Day to day, Kingsbury gives you a halal butcher, a Lidl or Aldi, a big supermarket (Tesco, Sainsbury's, Asda or Morrisons), gyms, barbers, beauticians, a mosque, churches, a temple or gurdwara and a big park.
Based on its profile, Kingsbury tends to work best for anyone who wants genuinely multicultural everyday life.

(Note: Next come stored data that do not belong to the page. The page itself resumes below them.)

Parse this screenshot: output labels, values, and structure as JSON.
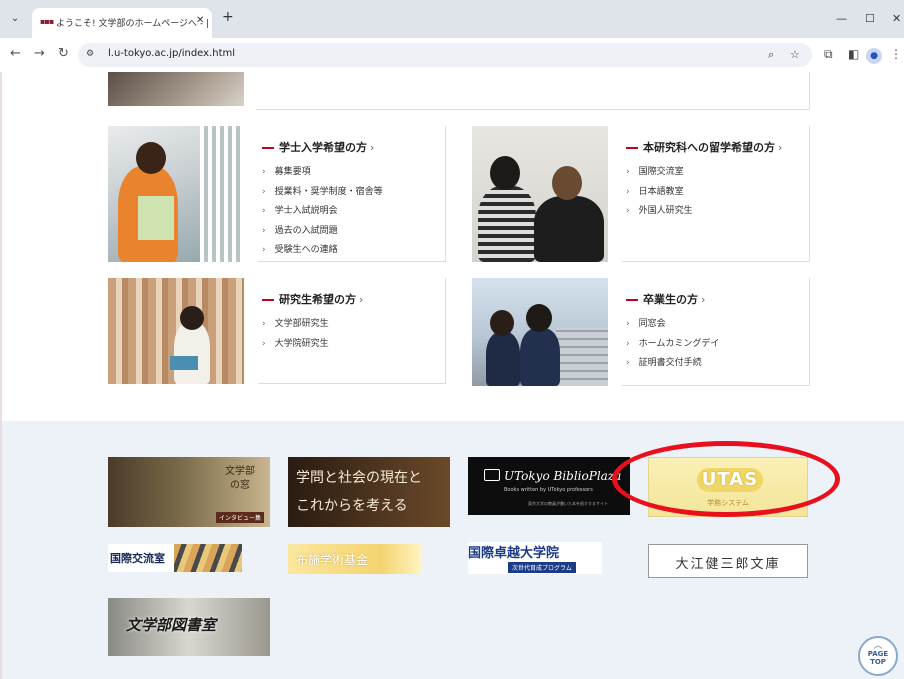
{
  "browser": {
    "tab_title": "ようこそ! 文学部のホームページへ - |",
    "tab_favicon": "▪▪▪",
    "tab_close": "✕",
    "new_tab": "+",
    "url": "l.u-tokyo.ac.jp/index.html",
    "window": {
      "minimize": "—",
      "maximize": "☐",
      "close": "✕"
    }
  },
  "cards": [
    {
      "heading": "学士入学希望の方",
      "links": [
        "募集要項",
        "授業料・奨学制度・宿舎等",
        "学士入試説明会",
        "過去の入試問題",
        "受験生への連絡"
      ]
    },
    {
      "heading": "本研究科への留学希望の方",
      "links": [
        "国際交流室",
        "日本語教室",
        "外国人研究生"
      ]
    },
    {
      "heading": "研究生希望の方",
      "links": [
        "文学部研究生",
        "大学院研究生"
      ]
    },
    {
      "heading": "卒業生の方",
      "links": [
        "同窓会",
        "ホームカミングデイ",
        "証明書交付手続"
      ]
    }
  ],
  "banners": {
    "madoi": {
      "title": "文学部の窓",
      "sub": "インタビュー集"
    },
    "gakumon": {
      "line1": "学問と社会の現在と",
      "line2": "これからを考える"
    },
    "biblio": {
      "title": "UTokyo BiblioPlaza",
      "sub": "Books written by UTokyo professors",
      "sub2": "東京大学の教員が書いた本を紹介するサイト"
    },
    "utas": {
      "logo": "UTAS",
      "sub": "学務システム"
    },
    "kokusai": {
      "title": "国際交流室"
    },
    "fusetsu": {
      "title": "布施学術基金"
    },
    "takuetsu": {
      "title": "国際卓越大学院",
      "sub": "次世代育成プログラム"
    },
    "oe": {
      "title": "大江健三郎文庫"
    },
    "library": {
      "title": "文学部図書室"
    }
  },
  "page_top": {
    "line1": "PAGE",
    "line2": "TOP"
  },
  "colors": {
    "accent": "#c0001e",
    "highlight": "#e8101c",
    "banner_bg": "#edf1f8"
  }
}
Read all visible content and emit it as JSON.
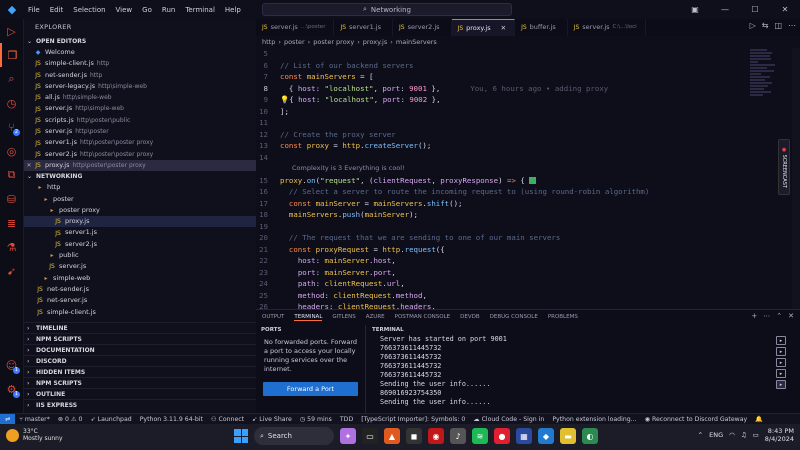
{
  "titlebar": {
    "menu": [
      "File",
      "Edit",
      "Selection",
      "View",
      "Go",
      "Run",
      "Terminal",
      "Help"
    ],
    "command_center": "Networking"
  },
  "activity": {
    "badge_source_control": "2",
    "badge_extensions": "1",
    "badge_accounts": "1"
  },
  "sidebar": {
    "title": "EXPLORER",
    "open_editors": {
      "label": "OPEN EDITORS",
      "items": [
        {
          "name": "Welcome",
          "path": ""
        },
        {
          "name": "simple-client.js",
          "path": "http"
        },
        {
          "name": "net-sender.js",
          "path": "http"
        },
        {
          "name": "server-legacy.js",
          "path": "http\\simple-web"
        },
        {
          "name": "all.js",
          "path": "http\\simple-web"
        },
        {
          "name": "server.js",
          "path": "http\\simple-web"
        },
        {
          "name": "scripts.js",
          "path": "http\\poster\\public"
        },
        {
          "name": "server.js",
          "path": "http\\poster"
        },
        {
          "name": "server1.js",
          "path": "http\\poster\\poster proxy"
        },
        {
          "name": "server2.js",
          "path": "http\\poster\\poster proxy"
        },
        {
          "name": "proxy.js",
          "path": "http\\poster\\poster proxy"
        }
      ]
    },
    "workspace": {
      "label": "NETWORKING",
      "items": [
        {
          "name": "http",
          "type": "folder"
        },
        {
          "name": "poster",
          "type": "folder"
        },
        {
          "name": "poster proxy",
          "type": "folder"
        },
        {
          "name": "proxy.js",
          "type": "js"
        },
        {
          "name": "server1.js",
          "type": "js"
        },
        {
          "name": "server2.js",
          "type": "js"
        },
        {
          "name": "public",
          "type": "folder"
        },
        {
          "name": "server.js",
          "type": "js"
        },
        {
          "name": "simple-web",
          "type": "folder"
        },
        {
          "name": "net-sender.js",
          "type": "js"
        },
        {
          "name": "net-server.js",
          "type": "js"
        },
        {
          "name": "simple-client.js",
          "type": "js"
        }
      ]
    },
    "bottom_sections": [
      "TIMELINE",
      "NPM SCRIPTS",
      "DOCUMENTATION",
      "DISCORD",
      "HIDDEN ITEMS",
      "NPM SCRIPTS",
      "OUTLINE",
      "IIS EXPRESS"
    ]
  },
  "editor": {
    "tabs": [
      {
        "name": "server.js",
        "dir": "...\\poster"
      },
      {
        "name": "server1.js",
        "dir": ""
      },
      {
        "name": "server2.js",
        "dir": ""
      },
      {
        "name": "proxy.js",
        "dir": ""
      },
      {
        "name": "buffer.js",
        "dir": ""
      },
      {
        "name": "server.js",
        "dir": "C:\\...\\loci"
      }
    ],
    "breadcrumb": [
      "http",
      "poster",
      "poster proxy",
      "proxy.js",
      "mainServers"
    ],
    "lens_complexity_is": "Complexity is 3 Everything is cool!",
    "blame": "You, 6 hours ago • adding proxy",
    "line_numbers": [
      "5",
      "6",
      "7",
      "8",
      "9",
      "10",
      "11",
      "12",
      "13",
      "14",
      "15",
      "16",
      "17",
      "18",
      "19",
      "20",
      "21",
      "22",
      "23",
      "24",
      "25",
      "26",
      "27"
    ]
  },
  "panel": {
    "tabs": [
      "OUTPUT",
      "TERMINAL",
      "GITLENS",
      "AZURE",
      "POSTMAN CONSOLE",
      "DEVDB",
      "DEBUG CONSOLE",
      "PROBLEMS"
    ],
    "ports_title": "PORTS",
    "ports_message": "No forwarded ports. Forward a port to access your locally running services over the internet.",
    "forward_button": "Forward a Port",
    "terminal_title": "TERMINAL",
    "terminal_lines": [
      "Server has started on port 9001",
      "766373611445732",
      "766373611445732",
      "766373611445732",
      "766373611445732",
      "Sending the user info......",
      "869016923754350",
      "Sending the user info......"
    ]
  },
  "status": {
    "branch": "master*",
    "errors": "0",
    "warnings": "0",
    "launchpad": "Launchpad",
    "python": "Python 3.11.9 64-bit",
    "connect": "Connect",
    "live_share": "Live Share",
    "time": "59 mins",
    "tdd": "TDD",
    "ts": "[TypeScript Importer]: Symbols: 0",
    "cloud_code": "Cloud Code - Sign in",
    "python_ext": "Python extension loading...",
    "discord": "Reconnect to Discord Gateway"
  },
  "taskbar": {
    "temp": "33°C",
    "weather": "Mostly sunny",
    "search": "Search",
    "lang": "ENG",
    "time": "8:43 PM",
    "date": "8/4/2024"
  },
  "colors": {
    "accent": "#ff6a3a",
    "button": "#1f6fd0"
  }
}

| Question | Rough answer |
|---|---|
| Buying (average) | £500k — 10% below the London average of £553k |
| Renting a 2-bed | ≈ £1650 per month |
| Indicative household income to buy | ≈ £100k (10% deposit, 4.5× lending) |
It depends what you need: Kingsbury scores 7/10 for safety, 7/10 for schools and 7/10 for transport. It tends to suit anyone who wants genuinely multicultural everyday life.
Around £500k on average to buy (10% below the London average) and roughly £1650 a month to rent a two-bed. As a rule of thumb, buying at that price typically needs a household income around £100k with a 10% deposit.
Kingsbury scores 7/10 for transport; a typical door-to-door journey to central London is roughly 48 minutes.